• lobular carcinoma in situ;
  • breast;
  • cytology;
  • fine needle aspiration


Lobular carcinoma in situ (LCIS) of the breast is a recognized marker for increased risk of invasive carcinoma and has well-established histologic criteria. However, its detection and diagnosis on FNA of breast has not been well defined. Cytology slides (all ThinPrep®) of 11 cases with biopsy-proven LCIS at Beth Israel Deaconess Medical Center were reviewed. All 11 cases showed tight and/or loosely cohesive clusters of crowded mildly enlarged nuclei and ten of 11 showed at least moderate cellularity.

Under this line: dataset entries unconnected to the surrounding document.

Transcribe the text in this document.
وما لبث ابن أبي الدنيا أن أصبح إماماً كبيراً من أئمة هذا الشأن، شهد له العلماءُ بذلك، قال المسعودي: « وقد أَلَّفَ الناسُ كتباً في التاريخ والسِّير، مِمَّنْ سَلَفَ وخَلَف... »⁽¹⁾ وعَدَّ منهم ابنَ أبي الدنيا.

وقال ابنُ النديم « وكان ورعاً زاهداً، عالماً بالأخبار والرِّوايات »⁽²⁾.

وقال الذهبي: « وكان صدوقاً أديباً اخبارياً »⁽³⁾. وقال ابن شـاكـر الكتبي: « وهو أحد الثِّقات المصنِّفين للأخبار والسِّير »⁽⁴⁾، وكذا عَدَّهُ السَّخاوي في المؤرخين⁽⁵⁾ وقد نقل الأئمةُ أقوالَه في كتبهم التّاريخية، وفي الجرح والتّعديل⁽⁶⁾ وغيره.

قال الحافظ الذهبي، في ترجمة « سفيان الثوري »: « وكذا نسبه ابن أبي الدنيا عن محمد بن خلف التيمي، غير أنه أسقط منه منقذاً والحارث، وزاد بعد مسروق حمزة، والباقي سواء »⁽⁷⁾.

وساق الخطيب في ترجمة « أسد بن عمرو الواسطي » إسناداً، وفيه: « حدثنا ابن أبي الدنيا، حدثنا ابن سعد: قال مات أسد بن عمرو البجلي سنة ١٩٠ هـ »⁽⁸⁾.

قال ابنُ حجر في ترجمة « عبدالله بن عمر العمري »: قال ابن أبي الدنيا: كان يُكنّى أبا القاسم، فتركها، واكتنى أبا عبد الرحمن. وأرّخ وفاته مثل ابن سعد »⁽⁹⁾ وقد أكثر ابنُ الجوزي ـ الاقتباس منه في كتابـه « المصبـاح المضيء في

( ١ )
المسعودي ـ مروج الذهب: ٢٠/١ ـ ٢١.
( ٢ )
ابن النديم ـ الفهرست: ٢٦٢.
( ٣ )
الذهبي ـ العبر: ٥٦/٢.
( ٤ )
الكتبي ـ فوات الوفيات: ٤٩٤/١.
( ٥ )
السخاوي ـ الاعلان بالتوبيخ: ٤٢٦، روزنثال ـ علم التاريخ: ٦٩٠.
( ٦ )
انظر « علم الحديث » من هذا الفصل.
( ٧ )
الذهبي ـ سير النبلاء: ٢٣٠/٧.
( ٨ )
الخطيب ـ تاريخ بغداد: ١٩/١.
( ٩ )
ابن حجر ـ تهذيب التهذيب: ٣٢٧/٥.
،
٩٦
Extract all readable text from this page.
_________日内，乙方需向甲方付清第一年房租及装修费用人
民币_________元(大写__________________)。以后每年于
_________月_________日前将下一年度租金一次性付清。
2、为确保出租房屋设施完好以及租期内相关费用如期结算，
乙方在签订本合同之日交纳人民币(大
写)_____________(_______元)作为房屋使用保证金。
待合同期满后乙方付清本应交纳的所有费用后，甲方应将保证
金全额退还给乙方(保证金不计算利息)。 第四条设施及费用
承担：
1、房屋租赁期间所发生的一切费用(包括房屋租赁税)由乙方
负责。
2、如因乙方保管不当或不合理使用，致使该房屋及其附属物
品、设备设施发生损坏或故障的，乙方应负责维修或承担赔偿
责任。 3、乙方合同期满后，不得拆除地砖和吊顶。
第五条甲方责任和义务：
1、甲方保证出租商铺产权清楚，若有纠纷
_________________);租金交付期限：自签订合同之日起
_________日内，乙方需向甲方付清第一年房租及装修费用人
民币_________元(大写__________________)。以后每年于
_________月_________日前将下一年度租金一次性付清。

Single epithelial cells, small but prominent nucleoli, intracytoplasmic lumina, and two distinct epithelial-cell populations were also noted in some cases. As none of these features is specific for LCIS, it would be prudent to report such lesions as atypical so that a core biopsy or excisional biopsy will be performed before definitive treatment. The original FNA diagnosis of the 11 cases ranged from epithelial proliferation without atypia to carcinoma. Three of the 11 cases had fibroadenomas on histology with extensive involvement by LCIS. Since management for LCIS is different from that for invasive carcinoma or DCIS, it should be considered and distinguished from the latter two in cases suspicious for carcinoma on FNA. Diagn. Cytopathol. 2005;32:276–280. © 2005 Wiley-Liss, Inc.